/«Желание стать индейцем» – процитировать в пассаже о детском фото./
/Диалектика забвения. Кто забыл – мы? Или, скорее, это мы забыты? Кафка этот вопрос никогда не решает. Может, эти вышние потому так опустились, что мы перестали о них заботиться? Но, возможно, они так опустились просто потому, что еще никогда не сталкивались с нами./
/Санчо Панса своего всадника выслал вперед, Буцефал своего пережил; и оба теперь вполне хорошо устроились. Человек ли, лошадь ли – не так уж важно, главное – избавиться от всадника./
* * *
/Уже было указано, что в произведениях Кафки слово «Бог» ни разу не упоминается. И нет ничего более бессмысленного, как притягивать это слово к толкованиям Кафки. Кто не в состоянии уразуметь, что возбраняет Кафке упоминать это имя, тот вообще ни одной его строчки не поймет./
Вернер Крафт в связи с «Правдой о Санчо Пансе» цитирует Андре Жида «Suivant Montaigne» [272] , NRF, июнь 1929 г.: «Montaigne mourut (1592) avant d'avoir pu lire Don Quichotte (1605), quelle dommage! Le livre était ecrit pour lui… C'est le propre de ce grande livre… de se jouer en cha-cun de nous; en aucun plus eloquemmen qu'en Montaigne.
C'est au depens de Don Quichotte que, peu a peu, grandit en lui Sancho Pansa» [273] .
Крафт не ошибается, когда считает, что Кафка в своем завещании намеренно требовал от Брода невозможного.
/Ни одно человеческое искусство не предстает у Кафки в таком скомпрометированном виде, как строительное. При этом нет для него искусства более жизненно важного, и ни перед каким другим его растерянность не дает о себе знать столь же внятно («Как строилась Китайская стена», «Герб города», «Нора»)./
Крафт в своем толковании рассказа «Верхом на ведре» нашел образ, который весьма выразительно устанавливает место божественного в мире Кафки. «Это вознесение, – говорит он о полете рассказчика верхом на ведре, – подобно взмыванию ввысь чаши весов, когда на другую чашу ложится непомерный вес». Непомерный вес справедливости, который так унижает все божественное.
/Кафка приводит бесконечное число примеров этого процесса: когда человек решается наконец-то, отрешившись от всех помех и соблазнов, стать хозяином ситуации. Вот тут-то она и выходит у него из подчинения. Один из таких бессчетных примеров: «Это случилось в знойный летний день. По дороге к дому мы с сестрой проходили мимо запертых ворот.
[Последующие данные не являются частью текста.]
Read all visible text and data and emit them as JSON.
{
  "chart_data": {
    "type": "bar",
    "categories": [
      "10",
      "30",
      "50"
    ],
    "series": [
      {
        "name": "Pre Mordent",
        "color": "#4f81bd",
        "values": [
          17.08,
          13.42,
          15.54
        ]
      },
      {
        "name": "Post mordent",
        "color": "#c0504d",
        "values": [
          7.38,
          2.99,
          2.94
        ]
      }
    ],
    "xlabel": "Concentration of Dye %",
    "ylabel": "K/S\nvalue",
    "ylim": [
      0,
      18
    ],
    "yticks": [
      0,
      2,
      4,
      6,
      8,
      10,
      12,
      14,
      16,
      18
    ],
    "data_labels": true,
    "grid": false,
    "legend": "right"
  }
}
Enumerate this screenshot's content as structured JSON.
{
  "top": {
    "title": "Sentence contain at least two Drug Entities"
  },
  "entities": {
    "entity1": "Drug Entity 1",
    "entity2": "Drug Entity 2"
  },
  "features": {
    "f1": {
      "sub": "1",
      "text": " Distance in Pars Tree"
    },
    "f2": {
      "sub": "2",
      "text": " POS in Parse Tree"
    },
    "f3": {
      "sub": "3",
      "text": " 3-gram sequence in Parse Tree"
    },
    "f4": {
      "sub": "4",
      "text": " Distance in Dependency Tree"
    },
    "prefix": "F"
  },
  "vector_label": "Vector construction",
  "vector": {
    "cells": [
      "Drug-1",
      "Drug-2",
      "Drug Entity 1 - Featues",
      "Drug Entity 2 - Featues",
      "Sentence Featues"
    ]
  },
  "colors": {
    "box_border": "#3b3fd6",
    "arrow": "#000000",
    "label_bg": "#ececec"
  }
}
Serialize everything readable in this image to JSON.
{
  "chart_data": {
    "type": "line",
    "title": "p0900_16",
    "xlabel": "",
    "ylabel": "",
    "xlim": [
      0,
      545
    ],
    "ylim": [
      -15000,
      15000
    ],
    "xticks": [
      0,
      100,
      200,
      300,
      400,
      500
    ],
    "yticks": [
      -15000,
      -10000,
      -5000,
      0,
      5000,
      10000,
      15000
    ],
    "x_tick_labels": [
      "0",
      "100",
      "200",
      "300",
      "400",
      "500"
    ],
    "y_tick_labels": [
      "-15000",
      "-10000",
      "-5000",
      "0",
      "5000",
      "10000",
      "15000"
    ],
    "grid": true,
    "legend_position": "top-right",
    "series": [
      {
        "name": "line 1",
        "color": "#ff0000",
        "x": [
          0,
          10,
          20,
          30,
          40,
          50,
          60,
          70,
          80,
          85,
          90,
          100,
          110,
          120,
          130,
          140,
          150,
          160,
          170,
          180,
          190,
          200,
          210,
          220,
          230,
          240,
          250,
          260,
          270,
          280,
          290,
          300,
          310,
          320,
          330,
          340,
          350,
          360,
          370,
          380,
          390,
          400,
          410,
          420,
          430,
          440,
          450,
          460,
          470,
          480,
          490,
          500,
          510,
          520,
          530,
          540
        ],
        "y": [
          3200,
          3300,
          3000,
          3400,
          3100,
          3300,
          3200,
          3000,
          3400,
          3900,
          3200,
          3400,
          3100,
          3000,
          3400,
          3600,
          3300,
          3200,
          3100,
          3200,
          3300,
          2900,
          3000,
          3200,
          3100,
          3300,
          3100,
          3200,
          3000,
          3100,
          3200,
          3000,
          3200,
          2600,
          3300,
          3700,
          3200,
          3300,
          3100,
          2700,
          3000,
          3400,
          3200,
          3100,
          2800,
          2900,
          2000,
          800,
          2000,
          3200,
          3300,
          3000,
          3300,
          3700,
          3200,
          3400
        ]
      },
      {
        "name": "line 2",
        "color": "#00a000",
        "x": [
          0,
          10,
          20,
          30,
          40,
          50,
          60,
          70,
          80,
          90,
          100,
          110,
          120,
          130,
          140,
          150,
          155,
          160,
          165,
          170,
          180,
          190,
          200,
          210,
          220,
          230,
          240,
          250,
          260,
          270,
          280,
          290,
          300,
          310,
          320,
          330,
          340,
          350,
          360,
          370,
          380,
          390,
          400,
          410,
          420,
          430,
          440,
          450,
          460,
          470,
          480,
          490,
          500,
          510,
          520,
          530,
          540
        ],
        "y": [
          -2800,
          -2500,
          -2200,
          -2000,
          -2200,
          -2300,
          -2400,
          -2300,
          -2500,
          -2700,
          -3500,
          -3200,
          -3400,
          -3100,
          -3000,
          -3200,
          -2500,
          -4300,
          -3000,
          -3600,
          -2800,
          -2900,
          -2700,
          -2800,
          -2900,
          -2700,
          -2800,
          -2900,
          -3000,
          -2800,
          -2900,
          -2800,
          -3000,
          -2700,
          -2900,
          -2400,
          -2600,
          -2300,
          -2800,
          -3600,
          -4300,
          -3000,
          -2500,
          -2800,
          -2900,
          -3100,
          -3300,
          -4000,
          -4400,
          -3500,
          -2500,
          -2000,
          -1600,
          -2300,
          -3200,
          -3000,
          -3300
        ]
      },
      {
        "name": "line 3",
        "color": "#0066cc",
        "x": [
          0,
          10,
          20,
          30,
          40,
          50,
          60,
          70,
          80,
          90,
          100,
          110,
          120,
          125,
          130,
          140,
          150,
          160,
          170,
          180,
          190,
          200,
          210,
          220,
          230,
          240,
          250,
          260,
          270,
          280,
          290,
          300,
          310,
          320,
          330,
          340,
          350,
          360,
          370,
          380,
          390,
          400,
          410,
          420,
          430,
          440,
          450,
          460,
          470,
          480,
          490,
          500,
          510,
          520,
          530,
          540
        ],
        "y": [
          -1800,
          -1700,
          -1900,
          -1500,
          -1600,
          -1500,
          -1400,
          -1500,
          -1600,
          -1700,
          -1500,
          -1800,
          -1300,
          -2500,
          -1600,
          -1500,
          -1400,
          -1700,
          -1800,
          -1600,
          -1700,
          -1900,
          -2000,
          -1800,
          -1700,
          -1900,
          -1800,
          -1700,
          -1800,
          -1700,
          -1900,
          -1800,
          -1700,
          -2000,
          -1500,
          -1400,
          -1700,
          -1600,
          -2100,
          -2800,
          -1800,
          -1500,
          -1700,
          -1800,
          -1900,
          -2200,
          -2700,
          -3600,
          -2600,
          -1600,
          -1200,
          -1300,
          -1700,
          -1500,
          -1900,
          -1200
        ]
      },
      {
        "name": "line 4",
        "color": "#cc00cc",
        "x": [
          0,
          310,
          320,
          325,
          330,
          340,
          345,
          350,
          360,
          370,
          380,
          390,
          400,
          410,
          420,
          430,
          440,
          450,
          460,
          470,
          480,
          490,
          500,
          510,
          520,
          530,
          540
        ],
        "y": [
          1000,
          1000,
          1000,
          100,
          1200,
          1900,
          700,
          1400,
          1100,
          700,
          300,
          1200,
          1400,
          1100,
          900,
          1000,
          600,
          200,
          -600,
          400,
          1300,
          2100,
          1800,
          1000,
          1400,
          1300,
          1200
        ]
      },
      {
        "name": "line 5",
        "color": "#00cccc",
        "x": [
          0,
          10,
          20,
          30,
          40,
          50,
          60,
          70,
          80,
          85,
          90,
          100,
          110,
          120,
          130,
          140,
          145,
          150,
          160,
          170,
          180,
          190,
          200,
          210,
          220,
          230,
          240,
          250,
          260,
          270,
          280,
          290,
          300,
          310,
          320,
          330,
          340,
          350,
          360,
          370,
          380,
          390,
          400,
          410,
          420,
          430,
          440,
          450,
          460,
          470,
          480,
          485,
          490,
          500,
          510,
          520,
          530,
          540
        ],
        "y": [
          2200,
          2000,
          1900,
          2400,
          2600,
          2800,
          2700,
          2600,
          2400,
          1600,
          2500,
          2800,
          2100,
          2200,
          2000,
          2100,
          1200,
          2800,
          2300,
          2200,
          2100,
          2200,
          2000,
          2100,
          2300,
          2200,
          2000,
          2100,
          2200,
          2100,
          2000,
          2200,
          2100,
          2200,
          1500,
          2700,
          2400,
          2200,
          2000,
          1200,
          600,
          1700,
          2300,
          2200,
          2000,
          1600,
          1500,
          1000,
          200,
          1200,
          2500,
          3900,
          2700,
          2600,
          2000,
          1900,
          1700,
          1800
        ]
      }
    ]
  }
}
Не знаю, просто ли из озорства постучала сестра в ворота, или даже не стучала вовсе, а лишь погрозила кулаком»./
* * *
Кафка и Брод: Лоурел, который искал своего Харди, Пат, искавший своего Паташона [274] . Выдав Господу Богу подобный дивертисмент, Кафка тем самым освободил себя для творчества, о котором Бог мог уже не беспокоиться. Однако в дружбе этой Кафка, вероятно, дал волю как раз своему черту. Возможно, он относился к Броду и его глубокомысленным иудейским философемам, как Санчо Панса к Дон Кихоту и его заумным рыцарским химерам. Очевидно, Кафка чувствовал, что в нутре у него обитает изрядная чертовщина, и, надо полагать, радовался, когда видел, как она мельтешит вокруг него в виде маленьких неприличностей, неаппетитных ситуаций. Вероятно, он чувствовал себя ответственным за Брода, как за самого себя, даже больше.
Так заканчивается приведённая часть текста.